Lightning kills more people than twisters

Published 11:36 pm Thursday, February 18, 2016

Editor’s Note: This week, Feb. 14-19, has been declared Severe Weather Awareness Week by Alabama Gov. Robert Bentley. This is the second part in a four-part series on severe weather preparedness. 

The summer months are the deadliest as far as lightning is concerned. In an average year, three people will be struck and killed by lightning in Alabama and at least six more will be injured.

According to NOAA, over the last 20 years, the United States averaged 51 annual lightning strike fatalities, placing it in the second position, just behind floods for most weather-related deaths.

Email newsletter signup

During lightning storms, move inside a well constructed home, a large building or an all-metal vehicle. Stay away from electrical appliances and do not use the telephone.

If you are in a boat, get off the water and into a substantial building, or at least into an enclosed and all-metal vehicle with the windows up.

If you don’t have time to get off the water, lie down in the boat with cushions between you and the metal sides and bottom.
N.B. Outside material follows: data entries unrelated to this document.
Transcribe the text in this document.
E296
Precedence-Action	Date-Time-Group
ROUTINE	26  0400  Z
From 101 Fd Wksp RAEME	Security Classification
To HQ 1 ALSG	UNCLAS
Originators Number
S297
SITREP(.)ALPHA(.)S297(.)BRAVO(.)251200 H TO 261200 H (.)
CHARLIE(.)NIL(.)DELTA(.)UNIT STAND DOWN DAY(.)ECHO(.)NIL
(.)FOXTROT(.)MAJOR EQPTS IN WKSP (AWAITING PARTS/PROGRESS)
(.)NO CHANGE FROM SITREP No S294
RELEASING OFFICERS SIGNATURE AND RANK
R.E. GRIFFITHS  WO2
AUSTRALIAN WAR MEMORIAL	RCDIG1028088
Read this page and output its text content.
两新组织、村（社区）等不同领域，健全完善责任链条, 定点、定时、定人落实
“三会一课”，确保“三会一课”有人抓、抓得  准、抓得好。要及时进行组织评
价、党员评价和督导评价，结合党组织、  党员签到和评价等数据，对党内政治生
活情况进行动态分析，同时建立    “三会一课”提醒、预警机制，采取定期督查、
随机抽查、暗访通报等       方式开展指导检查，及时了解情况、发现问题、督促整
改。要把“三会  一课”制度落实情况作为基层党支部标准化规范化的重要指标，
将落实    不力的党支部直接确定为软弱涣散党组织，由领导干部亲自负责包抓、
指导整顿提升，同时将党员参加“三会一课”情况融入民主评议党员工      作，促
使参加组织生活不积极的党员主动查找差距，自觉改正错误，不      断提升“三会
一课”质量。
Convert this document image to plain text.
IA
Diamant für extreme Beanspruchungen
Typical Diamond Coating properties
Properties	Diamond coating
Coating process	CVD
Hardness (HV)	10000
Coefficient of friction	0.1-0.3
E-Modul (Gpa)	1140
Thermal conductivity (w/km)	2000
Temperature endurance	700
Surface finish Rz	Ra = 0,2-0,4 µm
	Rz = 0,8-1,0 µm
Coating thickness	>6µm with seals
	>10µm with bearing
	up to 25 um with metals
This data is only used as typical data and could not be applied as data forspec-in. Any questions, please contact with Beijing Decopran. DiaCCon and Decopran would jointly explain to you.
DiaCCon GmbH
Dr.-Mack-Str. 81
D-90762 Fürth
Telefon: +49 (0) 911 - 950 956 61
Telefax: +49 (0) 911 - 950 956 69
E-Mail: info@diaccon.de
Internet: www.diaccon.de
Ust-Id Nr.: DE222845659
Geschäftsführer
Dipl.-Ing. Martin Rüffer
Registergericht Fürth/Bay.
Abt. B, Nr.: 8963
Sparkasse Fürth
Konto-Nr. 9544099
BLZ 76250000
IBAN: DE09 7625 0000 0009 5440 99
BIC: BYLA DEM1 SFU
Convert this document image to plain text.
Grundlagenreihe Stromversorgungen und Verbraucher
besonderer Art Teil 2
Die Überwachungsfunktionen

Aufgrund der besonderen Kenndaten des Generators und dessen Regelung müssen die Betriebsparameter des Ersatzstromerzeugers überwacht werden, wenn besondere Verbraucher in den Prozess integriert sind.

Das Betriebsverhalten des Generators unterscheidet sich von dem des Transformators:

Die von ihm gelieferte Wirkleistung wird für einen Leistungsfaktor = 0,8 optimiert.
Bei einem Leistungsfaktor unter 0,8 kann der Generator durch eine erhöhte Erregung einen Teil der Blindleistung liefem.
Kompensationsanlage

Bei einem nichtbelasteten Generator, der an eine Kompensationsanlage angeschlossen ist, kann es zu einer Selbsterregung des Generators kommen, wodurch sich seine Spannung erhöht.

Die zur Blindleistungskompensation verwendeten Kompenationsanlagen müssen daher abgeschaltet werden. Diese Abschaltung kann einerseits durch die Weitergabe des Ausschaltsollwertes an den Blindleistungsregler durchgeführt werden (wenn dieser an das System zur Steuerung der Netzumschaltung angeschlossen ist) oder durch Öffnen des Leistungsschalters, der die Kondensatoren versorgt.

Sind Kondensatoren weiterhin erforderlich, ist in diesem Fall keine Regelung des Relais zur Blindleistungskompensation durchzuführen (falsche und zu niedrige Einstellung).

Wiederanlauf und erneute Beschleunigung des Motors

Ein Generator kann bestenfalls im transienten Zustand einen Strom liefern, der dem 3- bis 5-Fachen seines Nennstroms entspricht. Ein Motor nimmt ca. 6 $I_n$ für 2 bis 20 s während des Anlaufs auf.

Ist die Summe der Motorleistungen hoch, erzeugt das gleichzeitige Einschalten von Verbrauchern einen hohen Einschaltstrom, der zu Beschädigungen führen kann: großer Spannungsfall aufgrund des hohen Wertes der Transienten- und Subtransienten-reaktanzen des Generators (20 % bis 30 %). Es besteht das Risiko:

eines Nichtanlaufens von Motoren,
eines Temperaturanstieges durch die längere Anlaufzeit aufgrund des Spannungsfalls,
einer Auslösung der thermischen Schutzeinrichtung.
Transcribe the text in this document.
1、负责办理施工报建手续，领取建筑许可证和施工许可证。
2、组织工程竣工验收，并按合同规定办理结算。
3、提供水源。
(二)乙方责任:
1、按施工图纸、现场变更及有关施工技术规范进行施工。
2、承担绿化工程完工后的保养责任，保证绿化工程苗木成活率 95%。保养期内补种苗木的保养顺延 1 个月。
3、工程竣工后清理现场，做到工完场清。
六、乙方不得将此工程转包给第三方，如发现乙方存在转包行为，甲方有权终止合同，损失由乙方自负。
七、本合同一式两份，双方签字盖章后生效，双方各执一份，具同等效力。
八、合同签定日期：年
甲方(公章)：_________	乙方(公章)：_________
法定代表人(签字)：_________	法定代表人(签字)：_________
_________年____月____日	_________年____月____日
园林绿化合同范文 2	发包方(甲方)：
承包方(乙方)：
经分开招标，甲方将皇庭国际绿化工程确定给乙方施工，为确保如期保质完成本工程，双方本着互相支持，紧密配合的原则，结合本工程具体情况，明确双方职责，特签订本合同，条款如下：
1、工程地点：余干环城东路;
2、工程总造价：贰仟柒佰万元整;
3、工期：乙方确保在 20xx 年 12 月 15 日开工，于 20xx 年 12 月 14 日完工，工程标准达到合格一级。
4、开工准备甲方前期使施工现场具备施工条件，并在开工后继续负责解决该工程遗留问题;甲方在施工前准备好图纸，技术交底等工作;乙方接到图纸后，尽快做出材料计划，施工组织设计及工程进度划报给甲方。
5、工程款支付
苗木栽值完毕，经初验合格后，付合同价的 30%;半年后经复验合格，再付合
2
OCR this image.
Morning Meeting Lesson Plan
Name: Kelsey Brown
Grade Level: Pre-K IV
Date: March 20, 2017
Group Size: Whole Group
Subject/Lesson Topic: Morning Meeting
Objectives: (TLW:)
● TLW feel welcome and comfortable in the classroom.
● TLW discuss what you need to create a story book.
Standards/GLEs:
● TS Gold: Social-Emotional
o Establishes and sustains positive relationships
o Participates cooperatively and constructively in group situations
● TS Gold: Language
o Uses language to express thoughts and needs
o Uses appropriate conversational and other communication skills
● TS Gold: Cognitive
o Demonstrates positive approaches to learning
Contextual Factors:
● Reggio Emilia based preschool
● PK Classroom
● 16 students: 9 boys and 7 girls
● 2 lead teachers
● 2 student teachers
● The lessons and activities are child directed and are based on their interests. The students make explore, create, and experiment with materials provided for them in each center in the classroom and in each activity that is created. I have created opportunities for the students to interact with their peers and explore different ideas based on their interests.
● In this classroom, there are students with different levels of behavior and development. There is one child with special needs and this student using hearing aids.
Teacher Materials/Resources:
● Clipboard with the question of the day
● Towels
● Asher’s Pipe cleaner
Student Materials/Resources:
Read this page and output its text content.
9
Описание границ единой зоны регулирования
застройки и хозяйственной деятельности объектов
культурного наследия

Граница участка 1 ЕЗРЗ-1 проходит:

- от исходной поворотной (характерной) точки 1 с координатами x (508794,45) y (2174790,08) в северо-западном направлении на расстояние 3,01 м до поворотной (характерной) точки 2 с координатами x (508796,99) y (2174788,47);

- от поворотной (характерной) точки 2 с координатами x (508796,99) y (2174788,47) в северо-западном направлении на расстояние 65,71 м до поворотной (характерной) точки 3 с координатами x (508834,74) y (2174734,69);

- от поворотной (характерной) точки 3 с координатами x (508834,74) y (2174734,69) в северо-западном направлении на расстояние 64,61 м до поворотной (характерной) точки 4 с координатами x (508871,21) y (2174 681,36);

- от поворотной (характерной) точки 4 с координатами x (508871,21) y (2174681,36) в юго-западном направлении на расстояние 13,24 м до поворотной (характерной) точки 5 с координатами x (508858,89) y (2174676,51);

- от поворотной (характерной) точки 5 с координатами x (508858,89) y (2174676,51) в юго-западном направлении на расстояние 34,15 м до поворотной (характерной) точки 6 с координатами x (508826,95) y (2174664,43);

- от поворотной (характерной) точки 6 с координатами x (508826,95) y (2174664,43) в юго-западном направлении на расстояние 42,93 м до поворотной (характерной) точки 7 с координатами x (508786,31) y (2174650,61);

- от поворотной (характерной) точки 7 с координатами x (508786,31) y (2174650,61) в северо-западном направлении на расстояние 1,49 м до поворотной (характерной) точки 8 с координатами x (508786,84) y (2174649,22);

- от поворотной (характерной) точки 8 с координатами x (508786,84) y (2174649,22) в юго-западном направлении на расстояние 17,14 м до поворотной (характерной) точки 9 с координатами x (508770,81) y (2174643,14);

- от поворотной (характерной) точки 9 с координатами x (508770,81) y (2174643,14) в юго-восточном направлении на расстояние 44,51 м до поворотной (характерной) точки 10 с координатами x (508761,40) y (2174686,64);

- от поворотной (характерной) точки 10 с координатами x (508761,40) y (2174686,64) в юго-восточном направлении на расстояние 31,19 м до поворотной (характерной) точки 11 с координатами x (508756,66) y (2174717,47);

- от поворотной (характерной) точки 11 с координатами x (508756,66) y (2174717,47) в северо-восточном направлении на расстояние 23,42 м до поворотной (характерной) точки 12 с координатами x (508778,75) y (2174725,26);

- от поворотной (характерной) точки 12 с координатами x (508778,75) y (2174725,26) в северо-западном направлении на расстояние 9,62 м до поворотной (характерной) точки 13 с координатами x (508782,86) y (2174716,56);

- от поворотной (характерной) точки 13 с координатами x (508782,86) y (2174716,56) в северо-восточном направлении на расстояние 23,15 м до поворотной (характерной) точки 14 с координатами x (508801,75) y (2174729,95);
If you are caught outdoors and are too far away from shelter, you should crouch down low but do not lie flat on the ground. Avoid isolated trees and stay away from the tallest trees. If in the woods, pick a small grove of trees as your shelter and stand at least five feet away from the trunk of the nearest tree.

Move away from motorcycles, scooters, golf carts, bicycles, tractors and other metal farm equipment. Avoid wire fences, clotheslines, metal pipes and drains, railroad tracks and any other metal surfaces. Avoid standing in a small isolated shed or other small, ungrounded structure.

If you are with a group of people in an open area and cannot get to shelter, spread out before you take last-ditch efforts.

The best advice is to check the forecast and watch the sky for storm development and not put yourself in a situation where you are out in the open during a lightning storm.